Another way to deal with naming abstraction is to coin terms that have specific meanings in context. The only problem with this is that in the Talent Signal work the point is that we are trying to talk across contexts, and the odds are that the jargon used is either meaningless out of context or, worse, means something different. (This latter is especially likely if it is a metonym. Seriously, don’t do metonyms.)
As I wrote while I was thinking about this, different technical modelling approaches talk about different things, specifically in RDF we refer to things in the outside world: a description of a person is about that person, the identifier used to say what it is about is the identifier of an instance who is an actual person. When building data objects we might create a class of Person and have instances of that class to describe individual people. So for RDF the instance of Person is out there in the world, for the data object modellers the instance of Person only exists in an information system. This matters if you want to get a copy of the instance. Of course the reality is that what is in the information system is a description of a person, and we have just hit metonymy again.
fallacy of the beard
Bearing all that in mind we can come up with a set of definitions for Compentences and Credentials (the abstract things), Competence and Credential Definitions (descriptions of generic competences and credentials that may exist in information systems or elsewhere), Competence Assertions and Credential Awards (associating instances of competences and credentials with other things).
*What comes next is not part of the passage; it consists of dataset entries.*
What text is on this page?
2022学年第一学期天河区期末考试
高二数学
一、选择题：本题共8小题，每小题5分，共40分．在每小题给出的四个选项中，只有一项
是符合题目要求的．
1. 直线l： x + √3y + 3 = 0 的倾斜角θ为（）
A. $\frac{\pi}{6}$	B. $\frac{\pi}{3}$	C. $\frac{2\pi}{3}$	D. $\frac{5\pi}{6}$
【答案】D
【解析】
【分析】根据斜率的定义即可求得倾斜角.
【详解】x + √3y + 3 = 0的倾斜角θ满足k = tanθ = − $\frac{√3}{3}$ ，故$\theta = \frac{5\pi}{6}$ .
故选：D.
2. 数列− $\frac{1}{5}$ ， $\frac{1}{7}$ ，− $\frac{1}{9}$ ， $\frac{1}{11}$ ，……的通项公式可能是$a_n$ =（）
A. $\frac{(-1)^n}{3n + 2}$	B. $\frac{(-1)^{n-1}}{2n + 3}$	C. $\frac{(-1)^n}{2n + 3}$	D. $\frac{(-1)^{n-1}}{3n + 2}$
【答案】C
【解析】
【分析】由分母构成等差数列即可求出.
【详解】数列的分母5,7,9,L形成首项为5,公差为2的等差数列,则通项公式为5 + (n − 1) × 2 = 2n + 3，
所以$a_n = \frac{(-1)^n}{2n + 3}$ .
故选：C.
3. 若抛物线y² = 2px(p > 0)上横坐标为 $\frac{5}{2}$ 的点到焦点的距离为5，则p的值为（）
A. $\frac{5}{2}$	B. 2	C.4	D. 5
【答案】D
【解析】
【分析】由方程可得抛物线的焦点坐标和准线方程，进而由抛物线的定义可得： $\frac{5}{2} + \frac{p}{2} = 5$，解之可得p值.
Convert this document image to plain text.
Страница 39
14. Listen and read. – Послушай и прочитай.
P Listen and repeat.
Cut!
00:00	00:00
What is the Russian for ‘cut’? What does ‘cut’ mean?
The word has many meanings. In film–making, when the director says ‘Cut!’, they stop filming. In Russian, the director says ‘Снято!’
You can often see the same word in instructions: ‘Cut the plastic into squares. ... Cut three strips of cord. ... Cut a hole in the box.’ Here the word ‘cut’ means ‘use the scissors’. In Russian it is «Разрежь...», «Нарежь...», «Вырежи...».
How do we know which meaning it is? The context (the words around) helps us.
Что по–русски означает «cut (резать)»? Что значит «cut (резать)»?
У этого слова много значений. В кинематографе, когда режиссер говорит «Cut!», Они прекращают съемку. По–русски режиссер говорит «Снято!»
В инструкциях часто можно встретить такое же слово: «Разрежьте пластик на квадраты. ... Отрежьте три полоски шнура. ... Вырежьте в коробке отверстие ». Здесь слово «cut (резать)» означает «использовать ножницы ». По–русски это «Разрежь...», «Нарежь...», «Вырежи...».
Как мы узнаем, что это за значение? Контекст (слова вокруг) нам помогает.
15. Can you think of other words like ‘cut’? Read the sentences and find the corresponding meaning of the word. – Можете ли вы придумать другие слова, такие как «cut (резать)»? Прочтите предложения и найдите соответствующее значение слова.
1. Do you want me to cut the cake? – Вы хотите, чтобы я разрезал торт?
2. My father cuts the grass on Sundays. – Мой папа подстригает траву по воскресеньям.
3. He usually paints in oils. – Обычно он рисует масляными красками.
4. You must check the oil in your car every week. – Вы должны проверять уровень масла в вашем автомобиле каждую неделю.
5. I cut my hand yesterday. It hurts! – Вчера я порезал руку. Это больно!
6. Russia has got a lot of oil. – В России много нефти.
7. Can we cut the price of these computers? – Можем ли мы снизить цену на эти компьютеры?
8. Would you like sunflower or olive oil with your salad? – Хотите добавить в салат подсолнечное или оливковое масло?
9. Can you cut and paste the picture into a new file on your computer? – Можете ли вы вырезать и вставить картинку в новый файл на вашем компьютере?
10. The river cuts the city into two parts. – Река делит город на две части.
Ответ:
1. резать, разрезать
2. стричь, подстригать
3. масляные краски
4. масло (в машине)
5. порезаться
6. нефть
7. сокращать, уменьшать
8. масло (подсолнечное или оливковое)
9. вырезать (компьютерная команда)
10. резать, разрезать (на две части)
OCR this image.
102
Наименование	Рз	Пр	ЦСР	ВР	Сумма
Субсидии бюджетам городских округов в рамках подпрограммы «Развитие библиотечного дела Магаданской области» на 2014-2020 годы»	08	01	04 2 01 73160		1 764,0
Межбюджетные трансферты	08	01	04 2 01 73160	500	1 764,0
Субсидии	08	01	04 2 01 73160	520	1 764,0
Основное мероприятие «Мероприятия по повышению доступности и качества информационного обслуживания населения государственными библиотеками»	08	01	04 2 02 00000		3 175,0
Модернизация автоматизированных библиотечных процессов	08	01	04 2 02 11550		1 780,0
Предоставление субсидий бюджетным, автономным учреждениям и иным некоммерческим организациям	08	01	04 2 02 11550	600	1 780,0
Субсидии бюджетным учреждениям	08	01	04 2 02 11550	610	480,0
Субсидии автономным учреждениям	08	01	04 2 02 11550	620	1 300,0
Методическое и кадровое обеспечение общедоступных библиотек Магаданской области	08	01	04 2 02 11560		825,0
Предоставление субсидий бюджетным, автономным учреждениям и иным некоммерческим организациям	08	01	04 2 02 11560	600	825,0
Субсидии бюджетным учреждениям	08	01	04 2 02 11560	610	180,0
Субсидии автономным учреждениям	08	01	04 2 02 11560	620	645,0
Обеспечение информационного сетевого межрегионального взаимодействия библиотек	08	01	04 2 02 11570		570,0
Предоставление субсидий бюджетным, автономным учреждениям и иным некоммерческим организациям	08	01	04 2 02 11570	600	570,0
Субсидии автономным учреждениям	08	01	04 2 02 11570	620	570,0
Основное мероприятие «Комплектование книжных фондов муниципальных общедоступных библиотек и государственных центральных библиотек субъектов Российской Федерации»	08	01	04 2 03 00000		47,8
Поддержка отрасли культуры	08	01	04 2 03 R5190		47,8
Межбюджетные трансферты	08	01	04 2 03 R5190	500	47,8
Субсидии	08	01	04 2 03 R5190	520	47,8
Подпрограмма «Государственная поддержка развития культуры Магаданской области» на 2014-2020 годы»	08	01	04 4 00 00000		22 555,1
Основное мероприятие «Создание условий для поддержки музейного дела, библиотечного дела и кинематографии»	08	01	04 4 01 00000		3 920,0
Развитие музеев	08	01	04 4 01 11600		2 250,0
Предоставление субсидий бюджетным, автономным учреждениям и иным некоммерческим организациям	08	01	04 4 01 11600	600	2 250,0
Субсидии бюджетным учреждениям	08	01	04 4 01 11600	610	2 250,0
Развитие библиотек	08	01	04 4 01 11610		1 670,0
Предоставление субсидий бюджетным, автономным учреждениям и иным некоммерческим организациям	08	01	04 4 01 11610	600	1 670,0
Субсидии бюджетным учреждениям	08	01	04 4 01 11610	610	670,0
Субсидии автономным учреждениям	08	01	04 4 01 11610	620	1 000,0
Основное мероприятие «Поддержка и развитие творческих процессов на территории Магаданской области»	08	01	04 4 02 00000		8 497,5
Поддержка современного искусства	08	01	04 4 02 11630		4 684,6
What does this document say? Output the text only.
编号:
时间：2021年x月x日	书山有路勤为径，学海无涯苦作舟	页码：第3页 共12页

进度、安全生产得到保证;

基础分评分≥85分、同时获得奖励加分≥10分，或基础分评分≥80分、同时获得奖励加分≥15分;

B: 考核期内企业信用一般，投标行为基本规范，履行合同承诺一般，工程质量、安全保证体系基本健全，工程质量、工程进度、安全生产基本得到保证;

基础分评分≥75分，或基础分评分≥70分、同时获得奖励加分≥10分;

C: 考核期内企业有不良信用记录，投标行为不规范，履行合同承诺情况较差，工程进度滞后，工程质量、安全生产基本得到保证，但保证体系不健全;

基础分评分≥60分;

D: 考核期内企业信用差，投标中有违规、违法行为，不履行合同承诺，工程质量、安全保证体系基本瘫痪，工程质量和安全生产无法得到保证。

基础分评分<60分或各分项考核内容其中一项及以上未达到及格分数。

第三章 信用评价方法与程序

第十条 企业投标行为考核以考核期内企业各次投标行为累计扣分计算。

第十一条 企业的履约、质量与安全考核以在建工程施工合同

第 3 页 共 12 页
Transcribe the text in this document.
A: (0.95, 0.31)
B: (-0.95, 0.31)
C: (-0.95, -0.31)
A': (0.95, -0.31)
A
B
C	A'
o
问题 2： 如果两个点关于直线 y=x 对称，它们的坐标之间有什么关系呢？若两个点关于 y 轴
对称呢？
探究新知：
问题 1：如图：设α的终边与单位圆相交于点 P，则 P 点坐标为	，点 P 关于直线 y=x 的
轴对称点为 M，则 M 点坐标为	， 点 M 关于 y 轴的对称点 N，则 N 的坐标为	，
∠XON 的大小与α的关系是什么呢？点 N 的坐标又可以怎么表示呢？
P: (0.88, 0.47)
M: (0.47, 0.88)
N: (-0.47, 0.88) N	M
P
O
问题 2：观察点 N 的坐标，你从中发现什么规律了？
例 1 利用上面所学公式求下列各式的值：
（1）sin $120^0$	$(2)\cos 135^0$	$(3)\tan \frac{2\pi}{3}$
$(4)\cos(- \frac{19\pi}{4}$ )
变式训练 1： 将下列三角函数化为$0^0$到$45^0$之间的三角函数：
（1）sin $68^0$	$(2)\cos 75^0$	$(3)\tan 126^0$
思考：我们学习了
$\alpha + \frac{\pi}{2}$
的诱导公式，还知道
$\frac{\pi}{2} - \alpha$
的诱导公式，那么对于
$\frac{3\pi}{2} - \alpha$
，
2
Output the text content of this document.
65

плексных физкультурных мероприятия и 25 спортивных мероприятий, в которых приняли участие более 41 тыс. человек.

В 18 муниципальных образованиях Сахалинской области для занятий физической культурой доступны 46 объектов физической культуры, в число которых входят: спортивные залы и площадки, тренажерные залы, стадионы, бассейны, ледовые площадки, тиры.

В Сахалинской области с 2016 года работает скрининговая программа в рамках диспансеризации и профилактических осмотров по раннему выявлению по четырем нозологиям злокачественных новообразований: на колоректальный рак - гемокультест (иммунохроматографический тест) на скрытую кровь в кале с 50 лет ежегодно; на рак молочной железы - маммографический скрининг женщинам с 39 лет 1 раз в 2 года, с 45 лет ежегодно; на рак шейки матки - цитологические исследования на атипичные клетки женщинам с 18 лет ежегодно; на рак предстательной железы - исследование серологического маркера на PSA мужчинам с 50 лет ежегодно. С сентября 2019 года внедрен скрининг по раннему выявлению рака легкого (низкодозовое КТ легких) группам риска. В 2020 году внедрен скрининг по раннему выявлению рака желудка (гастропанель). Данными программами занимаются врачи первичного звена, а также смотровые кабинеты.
One use of a credential award is to assert that an individual has acheived a certain competence, so is a credential just a competence assertion? Here we hit some of the issues raised in discussion: it was important to some people that institutions should be able to “offer competences” as distinct from “issuing credentials”. I would rephrase that as make Competence Assertions without there being a Credential Award. This seemed tied to the idea that a credential was related to a complete course or programme whereas a competence was related to a part of the course.
In RDF we make assertions, so is the statement <Phil> <hasAbility> <ShoelaceTying> a competency assertion? If so, what more (if anything) do you need to have a Credential Award? We seems agreed that a Credential is somewhat more substantial and more formal, but the problem with that is that it is a judgement based on graduations along a continuum, not a clear disinction. That’s not to say that credentials and competence assertions are not distinct. I am clean shaven. If don’t shave tomorrow I won’t have beard; if I don’t shave for one more day or another after that I still won’t have one; so at what point would I have a beard? How many days I have to go unshaven before my stubble becomes a beard is impossible to define, but that does not mean that beards don’t exist as distinct category.
I hope that if we acknoweldge and identify the right abstract concepts, recognise that people in different contexts will understand jargon differently and take different approaches to what they consider as important parts of a model, and avoid metonyms then I think we can make ourselves better understood.